Le géant murmura quelque chose et remua.

« Il fait jour, Baldanders ! Nous sommes toujours en vie ! Il est temps de manger, de déféquer et de faire l’amour ; oui, il est temps de faire tout cela ! Allez, debout maintenant, on nous n’arriverons jamais à rentrer chez nous ! »

Rien n’indiquait que le géant l’eût entendu. Le murmure qu’il avait laissé échapper un instant plus tôt aurait tout aussi bien pu être un grognement de protestation pendant un rêve, ou le râle de la mort. Des deux mains, le Dr Talos se saisit de l’infecte couverture et la tira brusquement, me révélant les formes monstrueuses de son partenaire.

Il était encore plus grand que je ne l’avais imaginé, presque trop grand pour le lit alors même qu’il dormait les genoux repliés jusqu’au menton ou presque. Ses épaules faisaient une aune de large ; elles étaient hautes et voûtées. Je ne pouvais rien voir de son visage qu’il avait enfoui dans son oreiller. Il portait d’étranges cicatrices au cou et autour des oreilles.

« Baldanders ! »

Il avait les cheveux grisonnants et très épais – malgré la prétendue erreur faite par l’aubergiste[4].

« Baldanders ! Je vous demande pardon, Optimat, mais puis-je vous emprunter cette épée ?

— Non, répondis-je. C’est exclu.

— Oh, ne vous inquiétez pas, je ne vais pas le tuer ; je ne veux que le frapper du plat de la lame. »

Je secouai la tête, et quand le Dr Talos vit que je resterais intraitable, il commença à fouiller partout dans la pièce. « J’ai dû laisser ma canne en bas. Étant donné la clientèle infâme de cet établissement, elle va certainement disparaître. Je devrais apprendre à boiter ; je le devrais vraiment… Je ne trouve absolument rien ici. »

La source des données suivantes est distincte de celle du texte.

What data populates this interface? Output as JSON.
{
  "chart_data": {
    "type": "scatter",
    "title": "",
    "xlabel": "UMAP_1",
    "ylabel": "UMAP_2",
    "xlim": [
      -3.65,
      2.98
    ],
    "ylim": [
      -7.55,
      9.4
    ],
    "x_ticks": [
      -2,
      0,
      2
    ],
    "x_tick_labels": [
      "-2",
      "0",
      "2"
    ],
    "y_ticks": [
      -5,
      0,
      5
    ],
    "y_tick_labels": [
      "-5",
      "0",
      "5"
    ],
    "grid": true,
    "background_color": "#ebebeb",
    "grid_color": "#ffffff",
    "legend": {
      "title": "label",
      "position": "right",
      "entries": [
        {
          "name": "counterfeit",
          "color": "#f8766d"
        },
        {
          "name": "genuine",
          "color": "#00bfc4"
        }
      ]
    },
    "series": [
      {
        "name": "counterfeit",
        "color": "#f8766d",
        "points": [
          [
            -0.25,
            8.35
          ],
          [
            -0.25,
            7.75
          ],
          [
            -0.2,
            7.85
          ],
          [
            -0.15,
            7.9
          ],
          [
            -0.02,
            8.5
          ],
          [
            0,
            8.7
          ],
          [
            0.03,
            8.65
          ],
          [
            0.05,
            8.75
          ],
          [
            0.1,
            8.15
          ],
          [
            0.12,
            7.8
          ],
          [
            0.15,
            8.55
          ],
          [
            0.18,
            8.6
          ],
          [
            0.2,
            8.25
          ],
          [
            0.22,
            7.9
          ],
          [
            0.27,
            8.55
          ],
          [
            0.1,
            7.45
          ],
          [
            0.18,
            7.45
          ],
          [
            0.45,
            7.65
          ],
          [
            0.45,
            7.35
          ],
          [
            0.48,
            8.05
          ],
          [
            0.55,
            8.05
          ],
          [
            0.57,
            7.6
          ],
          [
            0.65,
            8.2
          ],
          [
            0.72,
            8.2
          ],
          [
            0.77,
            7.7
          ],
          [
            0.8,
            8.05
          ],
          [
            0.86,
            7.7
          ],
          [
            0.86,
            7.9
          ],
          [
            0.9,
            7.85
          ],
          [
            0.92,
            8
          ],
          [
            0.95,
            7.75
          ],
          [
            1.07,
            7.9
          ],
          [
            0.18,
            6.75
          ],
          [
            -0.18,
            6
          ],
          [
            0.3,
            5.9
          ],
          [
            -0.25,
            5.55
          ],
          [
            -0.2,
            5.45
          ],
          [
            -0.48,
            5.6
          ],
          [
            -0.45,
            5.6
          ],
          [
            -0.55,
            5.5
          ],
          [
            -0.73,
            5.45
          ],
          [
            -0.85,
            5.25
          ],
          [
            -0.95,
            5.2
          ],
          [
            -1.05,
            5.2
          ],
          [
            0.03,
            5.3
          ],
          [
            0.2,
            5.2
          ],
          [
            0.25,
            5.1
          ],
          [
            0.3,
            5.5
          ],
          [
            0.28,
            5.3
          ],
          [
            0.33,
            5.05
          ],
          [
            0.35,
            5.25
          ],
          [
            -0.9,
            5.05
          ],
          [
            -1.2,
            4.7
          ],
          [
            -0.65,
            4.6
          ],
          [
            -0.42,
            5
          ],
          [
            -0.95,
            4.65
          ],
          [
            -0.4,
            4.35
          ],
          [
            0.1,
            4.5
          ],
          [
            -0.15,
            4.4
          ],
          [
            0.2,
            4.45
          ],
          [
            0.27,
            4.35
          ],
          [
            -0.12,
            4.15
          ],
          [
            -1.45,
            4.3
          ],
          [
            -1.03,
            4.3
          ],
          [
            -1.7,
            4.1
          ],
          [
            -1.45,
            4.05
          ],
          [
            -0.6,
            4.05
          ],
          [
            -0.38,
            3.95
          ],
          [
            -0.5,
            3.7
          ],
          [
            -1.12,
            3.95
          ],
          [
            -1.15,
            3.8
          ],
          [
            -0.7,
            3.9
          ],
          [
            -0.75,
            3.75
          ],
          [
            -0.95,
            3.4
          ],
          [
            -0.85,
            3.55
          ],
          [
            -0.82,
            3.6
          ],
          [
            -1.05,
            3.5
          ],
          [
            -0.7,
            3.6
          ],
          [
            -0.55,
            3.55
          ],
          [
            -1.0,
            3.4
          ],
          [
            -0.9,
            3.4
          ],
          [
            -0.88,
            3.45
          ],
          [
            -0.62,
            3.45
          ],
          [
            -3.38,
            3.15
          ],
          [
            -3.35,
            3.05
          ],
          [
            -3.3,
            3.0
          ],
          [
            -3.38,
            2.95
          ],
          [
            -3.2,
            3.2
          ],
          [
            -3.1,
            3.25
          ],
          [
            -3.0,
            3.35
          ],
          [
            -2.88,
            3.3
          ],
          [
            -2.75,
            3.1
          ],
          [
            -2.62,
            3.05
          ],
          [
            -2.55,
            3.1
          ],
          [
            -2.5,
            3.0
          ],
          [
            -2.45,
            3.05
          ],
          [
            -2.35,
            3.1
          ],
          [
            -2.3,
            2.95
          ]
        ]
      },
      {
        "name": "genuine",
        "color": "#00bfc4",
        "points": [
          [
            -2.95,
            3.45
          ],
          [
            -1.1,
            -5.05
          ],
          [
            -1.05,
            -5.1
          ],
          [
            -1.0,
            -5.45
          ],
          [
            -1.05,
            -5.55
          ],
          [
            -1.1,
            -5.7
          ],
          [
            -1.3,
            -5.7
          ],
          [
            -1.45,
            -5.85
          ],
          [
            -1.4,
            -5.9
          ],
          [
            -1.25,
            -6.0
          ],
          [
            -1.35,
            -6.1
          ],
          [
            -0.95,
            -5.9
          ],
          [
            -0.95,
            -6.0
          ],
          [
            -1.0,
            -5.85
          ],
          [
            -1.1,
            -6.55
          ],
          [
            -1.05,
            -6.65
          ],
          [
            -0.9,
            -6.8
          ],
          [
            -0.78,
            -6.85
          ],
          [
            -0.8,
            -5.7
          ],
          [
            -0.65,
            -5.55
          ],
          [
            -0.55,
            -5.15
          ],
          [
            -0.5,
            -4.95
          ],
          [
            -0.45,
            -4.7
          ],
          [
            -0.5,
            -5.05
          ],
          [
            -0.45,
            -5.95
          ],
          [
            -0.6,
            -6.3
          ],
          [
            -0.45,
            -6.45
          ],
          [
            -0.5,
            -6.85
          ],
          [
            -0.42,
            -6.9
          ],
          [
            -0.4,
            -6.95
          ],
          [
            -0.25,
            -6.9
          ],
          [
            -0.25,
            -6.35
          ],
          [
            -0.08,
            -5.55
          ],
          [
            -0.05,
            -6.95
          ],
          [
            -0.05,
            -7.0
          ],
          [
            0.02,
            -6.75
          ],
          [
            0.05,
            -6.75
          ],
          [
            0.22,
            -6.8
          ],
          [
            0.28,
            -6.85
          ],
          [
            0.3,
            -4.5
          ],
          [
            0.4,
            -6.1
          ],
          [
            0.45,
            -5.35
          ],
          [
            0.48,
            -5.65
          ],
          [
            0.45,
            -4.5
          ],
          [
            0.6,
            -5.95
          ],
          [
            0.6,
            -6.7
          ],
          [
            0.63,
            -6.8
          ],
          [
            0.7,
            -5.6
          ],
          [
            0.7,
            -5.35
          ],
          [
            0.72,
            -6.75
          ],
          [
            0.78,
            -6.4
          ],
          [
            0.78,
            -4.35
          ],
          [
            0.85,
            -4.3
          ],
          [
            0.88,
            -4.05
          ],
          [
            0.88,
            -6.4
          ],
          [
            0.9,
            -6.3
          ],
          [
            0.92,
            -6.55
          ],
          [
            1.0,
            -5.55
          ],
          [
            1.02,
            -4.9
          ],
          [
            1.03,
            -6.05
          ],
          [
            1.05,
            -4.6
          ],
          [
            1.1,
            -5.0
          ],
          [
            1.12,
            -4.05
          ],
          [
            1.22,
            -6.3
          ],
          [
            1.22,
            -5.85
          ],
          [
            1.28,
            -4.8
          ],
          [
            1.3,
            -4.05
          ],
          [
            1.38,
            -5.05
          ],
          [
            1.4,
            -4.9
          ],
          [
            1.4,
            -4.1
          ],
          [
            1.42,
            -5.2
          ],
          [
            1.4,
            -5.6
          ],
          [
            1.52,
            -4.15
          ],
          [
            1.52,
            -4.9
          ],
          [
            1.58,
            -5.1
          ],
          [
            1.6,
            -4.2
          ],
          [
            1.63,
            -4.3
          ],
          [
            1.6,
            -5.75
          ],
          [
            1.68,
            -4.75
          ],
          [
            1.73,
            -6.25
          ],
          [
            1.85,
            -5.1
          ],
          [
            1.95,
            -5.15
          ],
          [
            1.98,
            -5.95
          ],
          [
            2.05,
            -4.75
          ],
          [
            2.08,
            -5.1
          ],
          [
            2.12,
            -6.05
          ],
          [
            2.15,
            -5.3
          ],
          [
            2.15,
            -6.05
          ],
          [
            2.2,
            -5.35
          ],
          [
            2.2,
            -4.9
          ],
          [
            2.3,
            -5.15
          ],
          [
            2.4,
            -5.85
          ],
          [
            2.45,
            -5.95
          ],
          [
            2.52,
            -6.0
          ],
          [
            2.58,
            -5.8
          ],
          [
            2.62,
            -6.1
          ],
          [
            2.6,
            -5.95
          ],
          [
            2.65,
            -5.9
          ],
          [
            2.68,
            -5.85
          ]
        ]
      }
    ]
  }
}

Il se précipita vers la porte et revint un instant après, tenant une canne de bois de fer dont la poignée était en cuivre ouvragé. « Bon, allons-y maintenant ! Baldanders ! » Les coups tombaient sur le large dos du dormeur, drus comme grêle.

D’un seul coup, le géant se retrouva assis sur son séant. « Je suis réveillé, docteur. » Il avait un visage large, taillé à coups de serpe, mais qui exprimait aussi de la sensibilité et de la tristesse. « Auriez-vous enfin décidé de me tuer ?

— Qu’est-ce que tu racontes, Baldanders ? Ah, tu parles de l’Optimat ici présent ? Il ne te fera pas le moindre mal. Il a simplement partagé ton lit, et maintenant il va prendre son déjeuner en notre compagnie.

— Il a dormi ici, docteur ? »

Nous acquiesçâmes tous deux, le Dr Talos et moi.

« Je comprends alors d’où viennent les rêves que j’ai faits. »

J’étais encore complètement sous l’impression que m’avaient faite les femmes gigantesques, sous les flots de la mer emplie de monstres, et c’est pourquoi je lui demandai quels étaient ces rêves, en dépit de la crainte qu’il m’inspirait.

« Il y avait des grottes souterraines, avec des dents de pierre d’où coulait du sang. Des bras arrachés abandonnés sur des sentiers sablonneux. Et des choses qui secouaient leurs chaînes dans l’obscurité. » Il se déplaça pour s’asseoir sur le bord du lit, et, avec un doigt énorme, se mit à se nettoyer les dents, qu’il avait étonnamment espacées et petites.

Le Dr Talos intervint : « Allez, venez, tous les deux. Si nous voulons avoir le temps de déjeuner, de parler et de faire quelque chose aujourd’hui – eh bien, il ne faut plus tarder. Il y a beaucoup à dire, beaucoup à faire. »

Baldanders lança un jet de salive dans le coin de la chambre.